第116章 刀鍛冶の里<参>
「さっき見慣れない男の子がいて、声を掛けたら無視されたの!名前を聞いても教えてくれなかったの―!!せっかく温泉に入ろうと思ってたのに、気分が台無し!!うわーん!!」
とても鬼殺隊最高の称号を持つ者とは思えない言動や行動に、汐は頭が痛くなったが、それを見ていた炭治郎はある事を言った。
「か、甘露寺さん。
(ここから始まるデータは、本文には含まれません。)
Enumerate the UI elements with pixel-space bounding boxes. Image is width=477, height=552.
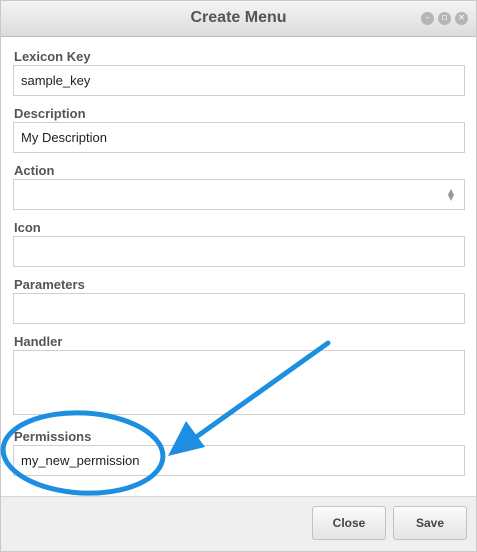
highlight-circle <box>0 410 166 496</box>
annotation-overlay <box>0 340 331 496</box>
arrow-head <box>168 421 205 456</box>
arrow-shaft <box>189 340 331 443</box>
さっき聞いたのですが、今日の晩御飯は松茸ご飯らしいですよ」
すると甘露寺はたちまち泣き止み、"目"に幸せの光がともった。
「で、みっちゃんを無視したのはどんな奴だったの?」
汐はうんざりしながら聞いてみると、甘露寺は思い出したように口を開いた。
「背がすごく高くてね。私より一尺くらい高かったかしら。それと、変わった髪形をしてたわ。頭の側面が刈ってあって、髪の毛がこう、鶏さんみたいになってて」
「に、鶏って、どんな髪型よそれ」
甘露寺のたとえに汐が吹き出していると、炭治郎はある事に気づいた。
甘露寺を無視した男ではなく、汐の事だ。
「あれ、汐。お前、鉢巻きはどうしたんだ?」
「え?鉢巻き?」
炭治郎の言葉に、汐と甘露寺の視線が汐の額に集中すると、そこにはいつもあるはずの赤い鉢巻がなかった。
「えっ、えええっーー!う、嘘!!もしかしてあたし、置き忘れてきた!?」
あの鉢巻きは、汐の亡き養父玄海の形見であり、汐にとっては命の次の次に大事なものだった。
「あたしさっきの温泉を探してくる!!」
「えっ!?お、おい、汐!!」
炭治郎の制止も聞かず、汐は大慌てで階段を駆け下りていった。